Я и не подозревал, что такие вещи могут существовать на самом деле. Остались о них только воспоминания из тех времен, когда жили еще поэтисты и приверженцы дада; может быть, когда-то, на заре республики, сделал кто-то такую вот музыкальную штуковину, рекламное пособие, слишком дорогое, а потом отложил и забыл в каком-нибудь складском помещении. Потом уже таких не делали; то было только мечтой, теоретическим расчетом, воплощенном в те пестрые двадцатые годы; у нас же имелись только альты и теноры. В Рогельнице, высоко в горах, жил, правда, некий Сыроватка, сын деревенского кантора и капельмейстера, -- у него был легендарный баритон; он играл с сельскими оркестрами на альте со сладковатым, колеблющимся тоном; играл, не свингуя, был настоящим "соколом". Но ему принадлежал старый баритон, покрытый медной зеленью и уже слегка помятый, он был спрятан в горах, на чердаке деревянной халупы; сквозь щели проникал к нему жар рубинового солнца; над черной полоской леса до сих пор выглядывает ядовитая бирюза, а в ней плавает этот кровавый глаз, красноватая олива в зеленоватом вине; вечер в горах -- его помнят третичный период и доисторические девственные леса; и через щели в дощатой крыше предвечерний свет падает на мглистую, матово-серебристую поверхность корпуса величиной с мастодонта... В сороковом году, когда невероятное стало возможным (у нас было шесть медных инструментов, настоящий биг-бэнд -- басы, бубны, гитара, пиано), Сыроватка спустился с гор, и саксофонов стало пять; садился он на самом краю первого ряда, в пиджаке из сыпковины, плечи -- как фасад угловатого буфета; он не свинговал, но мифический инструмент матово блестел в свете рампы, а над ним пели мы четверо, с особой радостью от того, что под нашими скользящими аккордами он -- с нами, хотя ходил он своими собственными горными тропами.

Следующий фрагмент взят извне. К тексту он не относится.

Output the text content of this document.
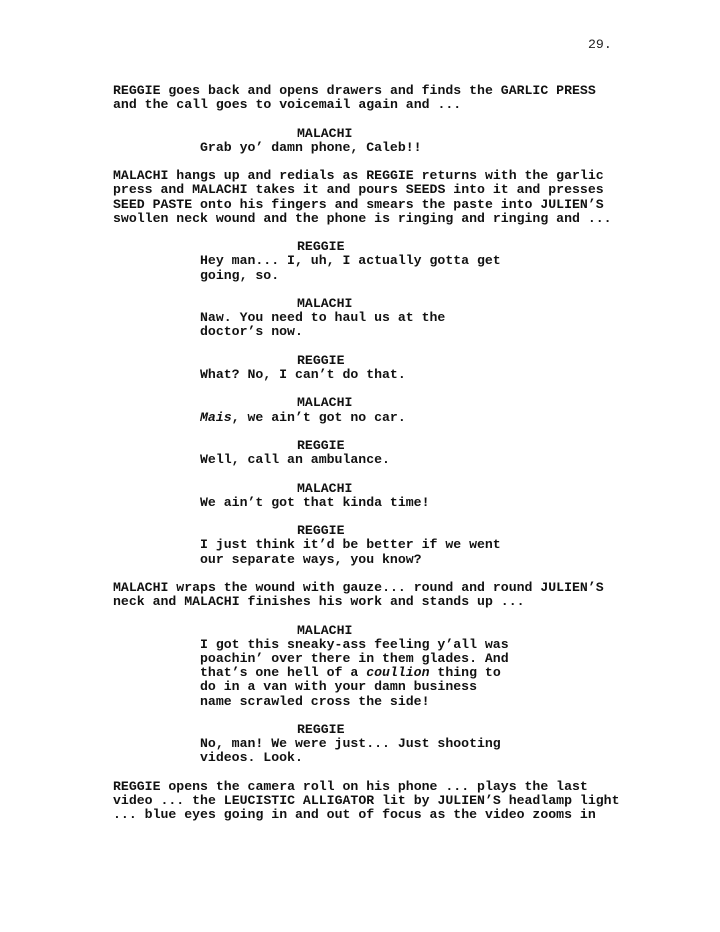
29.
REGGIE goes back and opens drawers and finds the GARLIC PRESS
and the call goes to voicemail again and ...
MALACHI
Grab yo’ damn phone, Caleb!!
MALACHI hangs up and redials as REGGIE returns with the garlic
press and MALACHI takes it and pours SEEDS into it and presses
SEED PASTE onto his fingers and smears the paste into JULIEN’S
swollen neck wound and the phone is ringing and ringing and ...
REGGIE
Hey man... I, uh, I actually gotta get
going, so.
MALACHI
Naw. You need to haul us at the
doctor’s now.
REGGIE
What? No, I can’t do that.
MALACHI
Mais, we ain’t got no car.
REGGIE
Well, call an ambulance.
MALACHI
We ain’t got that kinda time!
REGGIE
I just think it’d be better if we went
our separate ways, you know?
MALACHI wraps the wound with gauze... round and round JULIEN’S
neck and MALACHI finishes his work and stands up ...
MALACHI
I got this sneaky-ass feeling y’all was
poachin’ over there in them glades. And
that’s one hell of a coullion thing to
do in a van with your damn business
name scrawled cross the side!
REGGIE
No, man! We were just... Just shooting
videos. Look.
REGGIE opens the camera roll on his phone ... plays the last
video ... the LEUCISTIC ALLIGATOR lit by JULIEN’S headlamp light
... blue eyes going in and out of focus as the video zooms in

Но эта вещь оказалась еще более таинственной -- бас-саксофоном (может показаться маловероятной значимость таких вещей, как этот инструмент, почти неупотребляемый и почти бесполезный, для комплексующего подростка в середине Европы, ограниченной географическими именами, которые потом войдут в словарь дьявола: Майданек, Аушвиц, Треблинка. Но что в этой жизни мы можем выбирать? Ничего. Все к нам приходит само).

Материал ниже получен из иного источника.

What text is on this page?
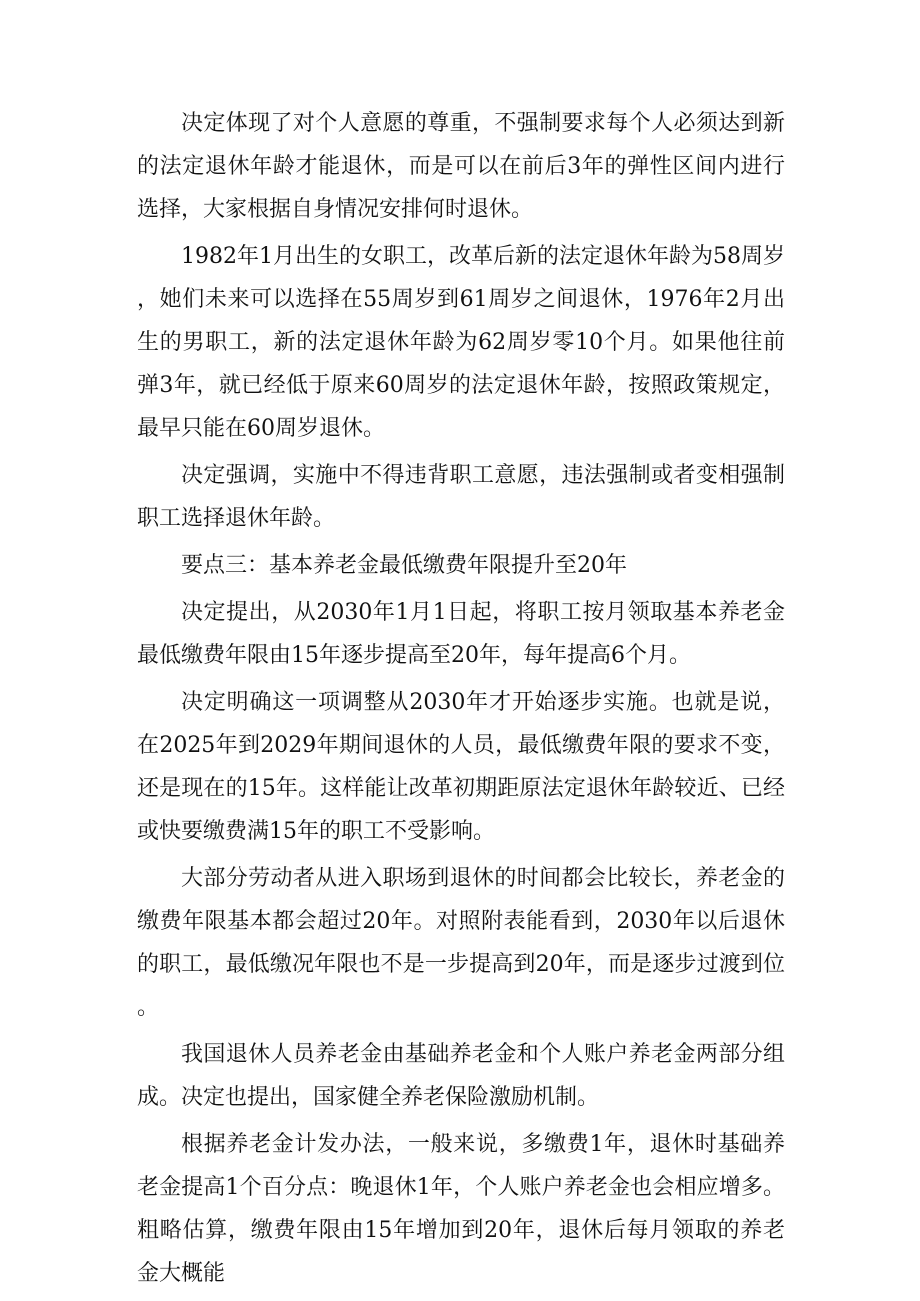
决定体现了对个人意愿的尊重，不强制要求每个人必须达到新的法定退休年龄才能退休，而是可以在前后3年的弹性区间内进行选择，大家根据自身情况安排何时退休。

1982年1月出生的女职工，改革后新的法定退休年龄为58周岁，她们未来可以选择在55周岁到61周岁之间退休，1976年2月出生的男职工，新的法定退休年龄为62周岁零10个月。如果他往前弹3年，就已经低于原来60周岁的法定退休年龄，按照政策规定，最早只能在60周岁退休。

决定强调，实施中不得违背职工意愿，违法强制或者变相强制职工选择退休年龄。

要点三：基本养老金最低缴费年限提升至20年

决定提出，从2030年1月1日起，将职工按月领取基本养老金最低缴费年限由15年逐步提高至20年，每年提高6个月。

决定明确这一项调整从2030年才开始逐步实施。也就是说，在2025年到2029年期间退休的人员，最低缴费年限的要求不变，还是现在的15年。这样能让改革初期距原法定退休年龄较近、已经或快要缴费满15年的职工不受影响。

大部分劳动者从进入职场到退休的时间都会比较长，养老金的缴费年限基本都会超过20年。对照附表能看到，2030年以后退休的职工，最低缴况年限也不是一步提高到20年，而是逐步过渡到位。

我国退休人员养老金由基础养老金和个人账户养老金两部分组成。决定也提出，国家健全养老保险激励机制。

根据养老金计发办法，一般来说，多缴费1年，退休时基础养老金提高1个百分点：晚退休1年，个人账户养老金也会相应增多。粗略估算，缴费年限由15年增加到20年，退休后每月领取的养老金大概能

Он мелькнул на секунду серебряной рыбкой в медовом пироге бабьего лета; я смотрел на него, как ребенок на первую куклу. Но это длилось лишь мгновение; старик в древесном пиджаке нагнулся, суставы его захрустели: ревматизм войны, ночевки в вокзальных залах. Он наклонился, захлопнул крышку и начал обвязывать футляр шпагатом. Добрый вечер, обратился я к нему. Скажите, пожалуйста, это бас-саксофон? Я спросил не потому, что не знал, -просто хотелось услышать, поговорить о нем; я никогда не слышал его звука, только читал в затрепанной книжке, которая была у Бенно, -- он стащил ее у кого-то из своих светских еврейских дядюшек в Праге; к тому же она была на французском -- на языке, который я не хотел учить, так что учительница французского назвала меня поразительно неспособным (а я тогда тайком учил язык блюзов по брошюркам за пять крон), -- в книжке "Le Jаzz Нot", которую тот светский еврейский дядюшка купил в Париже и привез в Прагу, и оттуда ее стащил Бенно и привез в Костелец; она была для нас как Книга мормонов -английского происхождения, в кожаном переплете, хранилась в книжном шкафу беннова отца, в огромной вилле у реки, в маленьком провинциальном городке посреди Европы; и так же, как книга мормонов, написана она была на языке небес и говорила со мной только названиями предметов (бас-саксофон, саррусофон, коу-беллз, меллофон), именами людей (Трикси Смит, Бикс Бейдербек, Бад Фримен, Джонни Сан-Сир), городов (Сторивилль, Кэнэл-стрит, Мильнбург), оркестров ("Кондонс Чикагоанс", "Вулверайнз", "Ориджинел Диксиленд Бэнд") -- то есть международным языком невинного культа; Адриан Роллини, одно только имя; чикагский бас-саксофонист; я никогда не слышал его, только знал, что он время от времени выступал с той золотой компанией, которая наигрывала пластинки.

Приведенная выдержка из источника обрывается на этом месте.